The Rochdale Principles are based on values not unlike those we subscribe to individually, including self-responsibility, democracy, equality, honesty and social responsibility.
Co-ops worldwide still adhere to the spirit of the Rochdale Principles. Those principles are outlined by the International Cooperative Alliance. They are
1. Voluntary and Open Membership - Cooperatives are voluntary organizations, open to all persons able to use their services and willing to accept the responsibilities of membership, without gender, social, racial, political or religious discrimination.
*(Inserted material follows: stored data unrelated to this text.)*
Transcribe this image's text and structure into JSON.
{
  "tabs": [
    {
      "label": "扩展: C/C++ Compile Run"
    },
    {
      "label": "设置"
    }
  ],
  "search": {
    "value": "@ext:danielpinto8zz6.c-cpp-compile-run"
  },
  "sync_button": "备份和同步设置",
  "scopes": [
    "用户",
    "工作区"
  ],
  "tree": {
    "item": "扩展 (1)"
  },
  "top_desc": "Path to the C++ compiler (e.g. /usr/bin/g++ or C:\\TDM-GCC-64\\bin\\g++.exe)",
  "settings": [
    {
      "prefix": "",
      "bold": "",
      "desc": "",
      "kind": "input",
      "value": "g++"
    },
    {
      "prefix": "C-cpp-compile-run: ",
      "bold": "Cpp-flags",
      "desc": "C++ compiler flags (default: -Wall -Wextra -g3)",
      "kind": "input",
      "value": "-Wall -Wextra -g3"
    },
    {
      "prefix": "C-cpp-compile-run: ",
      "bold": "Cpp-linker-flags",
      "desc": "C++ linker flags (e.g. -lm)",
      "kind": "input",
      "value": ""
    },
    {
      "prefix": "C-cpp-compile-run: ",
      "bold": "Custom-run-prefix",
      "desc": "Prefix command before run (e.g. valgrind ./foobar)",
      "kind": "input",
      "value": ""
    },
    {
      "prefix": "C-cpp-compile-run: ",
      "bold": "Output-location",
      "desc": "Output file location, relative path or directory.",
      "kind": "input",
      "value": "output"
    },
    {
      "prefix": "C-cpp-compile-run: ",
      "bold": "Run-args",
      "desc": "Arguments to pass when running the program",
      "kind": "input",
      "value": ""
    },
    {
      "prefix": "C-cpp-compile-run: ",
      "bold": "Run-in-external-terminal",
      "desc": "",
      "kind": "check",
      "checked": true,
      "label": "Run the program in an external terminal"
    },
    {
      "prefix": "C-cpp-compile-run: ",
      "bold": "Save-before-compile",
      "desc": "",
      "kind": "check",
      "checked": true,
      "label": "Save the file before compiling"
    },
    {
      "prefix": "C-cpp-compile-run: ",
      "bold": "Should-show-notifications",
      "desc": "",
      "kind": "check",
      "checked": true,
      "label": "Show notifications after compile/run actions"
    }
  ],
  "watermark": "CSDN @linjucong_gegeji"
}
2. Democratic Member Control - Cooperatives are democratic organizations controlled by their members, who actively participate in setting policies and making decisions. The elected representatives are accountable to the membership. In primary cooperatives, members have equal voting rights (one member, one vote) and cooperatives at other levels are organized in a democratic manner.
3. Decision Making - Members contribute equitably to, and democratically control, the capital of their cooperative. At least part of that capital is usually the common property of the cooperative. Members usually receive limited compensation, if any, on capital subscribed as a condition of membership. Members allocate surpluses for any or all of the following purposes: developing the cooperative, possibly by setting up reserves, part of which at least would be indivisible; benefiting members in proportion to their transactions with the cooperative; and supporting other activities approved by the membership.
4. Autonomy and Independence - Cooperatives are autonomous, self-help organizations controlled by their members. If they enter into agreements with other organizations, including governments, or raise capital from external sources, they do so on terms that ensure democratic control by their members and maintain their cooperative autonomy.
5. Special Practices (the ways co-ops put their beliefs into action) - Cooperatives provide education and training for their members, elected representatives, managers, and employees so they can contribute effectively to the development of their cooperatives. They inform the general public — particularly young people and opinion leaders — about the nature and benefits of cooperation.
6. Cooperation Among Cooperatives - Cooperatives serve their members most effectively and strengthen the cooperative movement by working together through local, national, regional, and international structures.
7. Concern for Community - Cooperatives work for the sustainable development of their communities through policies approved by their members.